The human rights situation has improved in recent years, though aggressive political rhetoric and attacks on the rule of law, the media and other organizations such as NGOs are a cause for concern, according to a report due to be published by the Human Rights Center (Inimõiguste Keskus).
Inimõiguste Keskus head Käri Kasper, who authored the report, said while the human rights situation in Estonia may have improved on paper, substantial improvements are needed, as well as preserving past advances, to ensure everyone feels valued in Estonia.
"We have made remarkable progress since the restoration of independence, but the spread of intolerant rhetoric and the increasingly dominating belief that human rights are only the rights of the majority are causing concern for the future," Käsper said, according to BNS.
Käsper added that in his view, for the first time in the history of the Human Rights Center report, worries over freedom of speech and expression have emerged, after political pressure on journalists critical of the government, inadequate anti-hate speech legislation, and attacks on institutions and civil society.
Katrin Nyman-Metcalf, author of the report's chapter on freedom of speech, said pressure on the media is worrying since atmosphere in which journalists feel they have to self-censor could endanger freedom of expression.
While many earlier recommendations from previous years, including plans to lift the ban on outdoor electoral advertising in the weeks before local, general and EU elections, and the emergence of the Chancellor of Justice as a human rights legal guardian, there are several fields in which this has not happened, the report says.
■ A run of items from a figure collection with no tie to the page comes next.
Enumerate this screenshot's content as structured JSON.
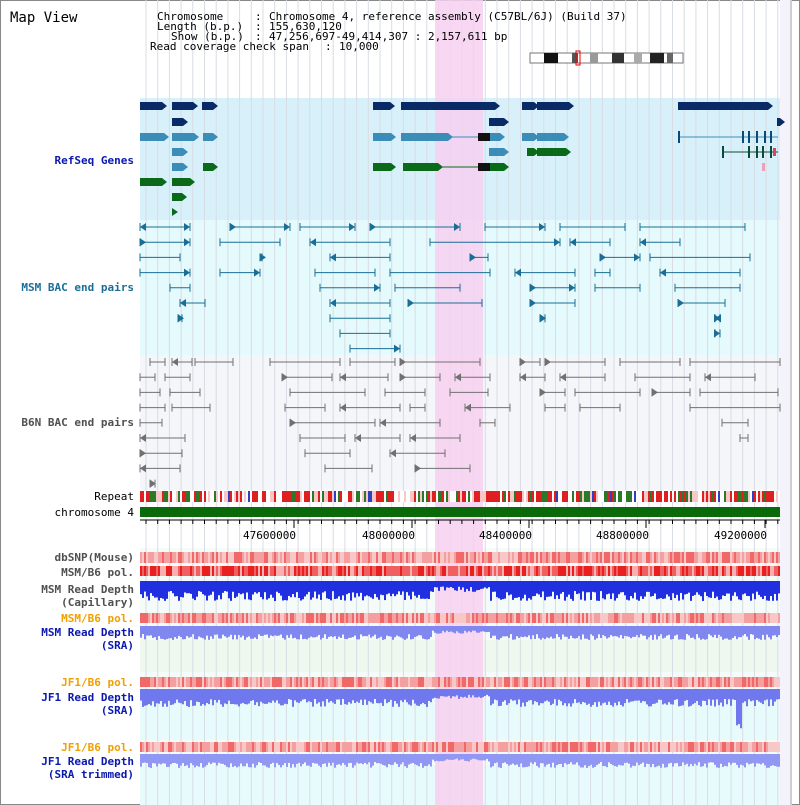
{
  "header": {
    "title": "Map View",
    "chromosome_key": "Chromosome",
    "chromosome_value": "Chromosome 4, reference assembly (C57BL/6J) (Build 37)",
    "length_key": "Length (b.p.)",
    "length_value": "155,630,120",
    "show_key": "Show (b.p.)",
    "show_value": "47,256,697-49,414,307 : 2,157,611 bp",
    "span_key": "Read coverage check span",
    "span_value": "10,000"
  },
  "tracks": {
    "refseq": "RefSeq Genes",
    "msm_bac": "MSM BAC end pairs",
    "b6n_bac": "B6N BAC end pairs",
    "repeat": "Repeat",
    "chromosome": "chromosome 4",
    "dbsnp": "dbSNP(Mouse)",
    "msm_b6_pol_1": "MSM/B6 pol.",
    "msm_depth_cap_1": "MSM Read Depth",
    "msm_depth_cap_2": "(Capillary)",
    "msm_b6_pol_2": "MSM/B6 pol.",
    "msm_depth_sra_1": "MSM Read Depth",
    "msm_depth_sra_2": "(SRA)",
    "jf1_b6_pol_1": "JF1/B6 pol.",
    "jf1_depth_sra_1": "JF1 Read Depth",
    "jf1_depth_sra_2": "(SRA)",
    "jf1_b6_pol_2": "JF1/B6 pol.",
    "jf1_depth_trim_1": "JF1 Read Depth",
    "jf1_depth_trim_2": "(SRA trimmed)"
  },
  "axis": {
    "ticks": [
      "47600000",
      "48000000",
      "48400000",
      "48800000",
      "49200000"
    ]
  },
  "colors": {
    "refseq_bg": "#d8f0fa",
    "msm_bac_bg": "#e4fafc",
    "b6n_bac_bg": "#f4f6fa",
    "highlight": "#f7d0f0",
    "refseq_dark": "#0a2a66",
    "refseq_mid": "#3c8cb8",
    "refseq_green": "#0a6a1a",
    "msm_line": "#1a6e96",
    "b6n_line": "#707070",
    "chrom_bar": "#0a6a0a",
    "depth_blue": "#2030e0",
    "depth_light": "#8088f0",
    "pol_red": "#f03030",
    "label_blue": "#0a18b0",
    "label_teal": "#1a6e96",
    "label_gray": "#505050",
    "label_orange": "#f0a000"
  }
}
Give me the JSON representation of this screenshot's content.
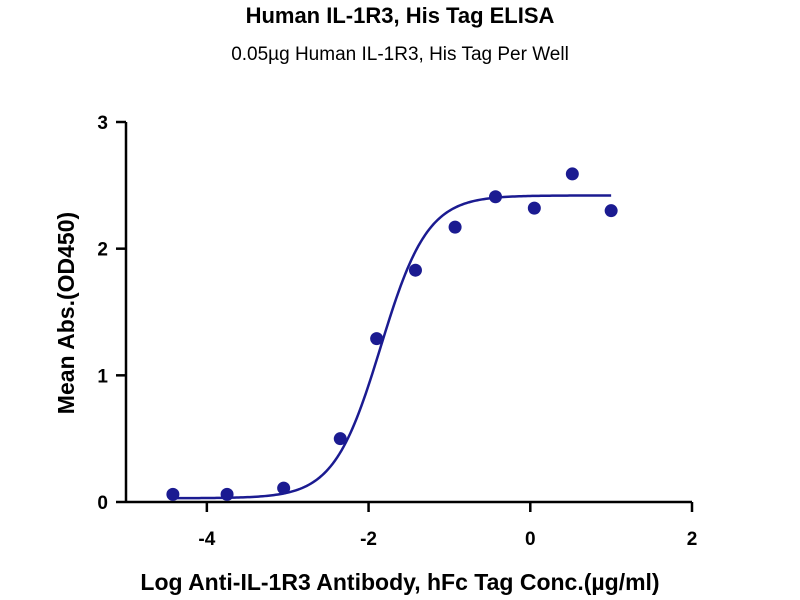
{
  "chart_data": {
    "type": "scatter",
    "title": "Human IL-1R3, His Tag ELISA",
    "subtitle": "0.05µg Human IL-1R3, His Tag Per Well",
    "xlabel": "Log Anti-IL-1R3 Antibody, hFc Tag Conc.(µg/ml)",
    "ylabel": "Mean Abs.(OD450)",
    "xlim": [
      -5,
      2
    ],
    "ylim": [
      0,
      3
    ],
    "x_ticks": [
      -4,
      -2,
      0,
      2
    ],
    "x_tick_labels": [
      "-4",
      "-2",
      "0",
      "2"
    ],
    "y_ticks": [
      0,
      1,
      2,
      3
    ],
    "y_tick_labels": [
      "0",
      "1",
      "2",
      "3"
    ],
    "grid": false,
    "series": [
      {
        "points": [
          {
            "x": -4.42,
            "y": 0.06
          },
          {
            "x": -3.75,
            "y": 0.06
          },
          {
            "x": -3.05,
            "y": 0.11
          },
          {
            "x": -2.35,
            "y": 0.5
          },
          {
            "x": -1.9,
            "y": 1.29
          },
          {
            "x": -1.42,
            "y": 1.83
          },
          {
            "x": -0.93,
            "y": 2.17
          },
          {
            "x": -0.43,
            "y": 2.41
          },
          {
            "x": 0.05,
            "y": 2.32
          },
          {
            "x": 0.52,
            "y": 2.59
          },
          {
            "x": 1.0,
            "y": 2.3
          }
        ],
        "fit_curve": {
          "model": "four-parameter logistic",
          "bottom": 0.03,
          "top": 2.42,
          "log_ec50": -1.85,
          "hill_slope": 1.5,
          "x_range": [
            -4.42,
            1.0
          ]
        },
        "color": "#1b1b91"
      }
    ]
  }
}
One example is continued long-term retention of personal data, with the right to vote for those imprisoned being another.
Anti-hate legislation must be reviewed, the report adds, and national minorities should be involved more in political life.
Patients in psychiatric hospitals are also seeing their freedoms unduly restricted, the report adds.
The report, "Human Rights in Estonia 2020", has been published since 2007 and this year contains 12 chapters written by non-governmental experts from various organizations. The report looks at national minorities, refugees, asylum seekers and people with disabilities, as well as the general topics of freedom of assembly, administration of justice and freedom of speech, according to BNS.
The report is due to be published on Dec. 10 and is made possible via the support of donations, BNS reports.
The Estonian Human Rights Center is an independent non-governmental human rights advocacy organization, with the mission of mission of working together for an Estonia that respects the human rights of each person.